Your nit is incorrect and the proof (at least the one that is there now) is completely correct. If a lossless compression algorithm compresses any string, then there must be some other string that is made longer by that algorithm. If a lossless transform does not make any strings longer, then it also cannot make any shorter and so isn't a compression algorithm.
A more formal version of the proof is as follows. Suppose that a lossless compression algorithm manages to compress some string of length longer than n to length n or less. There are exactly 2**n + 2**(n-1) + ... + 2**0 = 2**(n+1) - 1 strings of length n or less. If the algorithm does not make any string of length n or less longer than n, then at least 2**(n+1) strings must map into this set, and by the pidgeonhole principle at least 2 strings are sent to the same result. However if we get that resulting then we can't figure out the original string (because we could have started with 2 different strings) contradicting our assumption that the algorithm was lossless.

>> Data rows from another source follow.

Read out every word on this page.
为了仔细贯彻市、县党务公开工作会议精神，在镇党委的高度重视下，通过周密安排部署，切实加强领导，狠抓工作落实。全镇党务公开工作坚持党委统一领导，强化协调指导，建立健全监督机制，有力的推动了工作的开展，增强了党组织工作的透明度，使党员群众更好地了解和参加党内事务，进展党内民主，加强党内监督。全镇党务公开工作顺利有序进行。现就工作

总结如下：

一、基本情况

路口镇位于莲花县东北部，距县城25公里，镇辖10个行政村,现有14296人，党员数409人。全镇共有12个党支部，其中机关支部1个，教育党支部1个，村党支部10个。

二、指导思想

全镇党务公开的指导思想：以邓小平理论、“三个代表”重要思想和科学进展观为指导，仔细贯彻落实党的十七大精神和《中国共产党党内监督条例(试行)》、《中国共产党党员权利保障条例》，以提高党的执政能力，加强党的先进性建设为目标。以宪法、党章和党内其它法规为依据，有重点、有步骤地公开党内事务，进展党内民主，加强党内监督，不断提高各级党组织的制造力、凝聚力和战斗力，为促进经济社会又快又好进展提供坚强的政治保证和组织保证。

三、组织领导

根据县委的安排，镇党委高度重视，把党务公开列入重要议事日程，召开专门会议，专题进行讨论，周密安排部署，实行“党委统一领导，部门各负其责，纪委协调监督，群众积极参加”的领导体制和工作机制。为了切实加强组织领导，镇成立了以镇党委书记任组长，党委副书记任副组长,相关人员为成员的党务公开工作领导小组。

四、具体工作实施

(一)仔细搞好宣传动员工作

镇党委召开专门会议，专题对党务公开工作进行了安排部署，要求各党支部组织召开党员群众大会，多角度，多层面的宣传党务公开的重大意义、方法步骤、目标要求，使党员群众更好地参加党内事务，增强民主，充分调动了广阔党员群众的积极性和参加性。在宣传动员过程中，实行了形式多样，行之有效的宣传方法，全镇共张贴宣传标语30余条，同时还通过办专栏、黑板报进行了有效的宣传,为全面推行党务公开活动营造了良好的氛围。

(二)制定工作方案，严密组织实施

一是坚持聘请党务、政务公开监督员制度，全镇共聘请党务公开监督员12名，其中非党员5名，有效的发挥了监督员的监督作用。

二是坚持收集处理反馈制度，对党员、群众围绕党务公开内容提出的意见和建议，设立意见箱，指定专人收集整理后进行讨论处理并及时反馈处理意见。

Therefore a lossless compression algorithm that manages to compress any string must make some other string longer.
(Of course in practice one hopes that the strings which are made longer are likely to be rare and not made much longer, while the strings that are made shorter are likely to be common and made much shorter...) | [reply] [Watch: Dir/Any] |
First, the proof (or my parsing of the proof :) changed since I first responded. If it did not change, then I offer my apologies to abell and blame it on my not consuming enough caffine.
As I read it now, the proof appears to be correct, even if you use an identity function (or something that looks like an identity function for a given x) for f(x) (example, replace all /a+/ with "a" . length($1) . "a" - a win for all /a+/ longer than 3, identity for /^[^a]*$/).
Like I said, a minor nit, which was plugged by abell or originally misread by /me.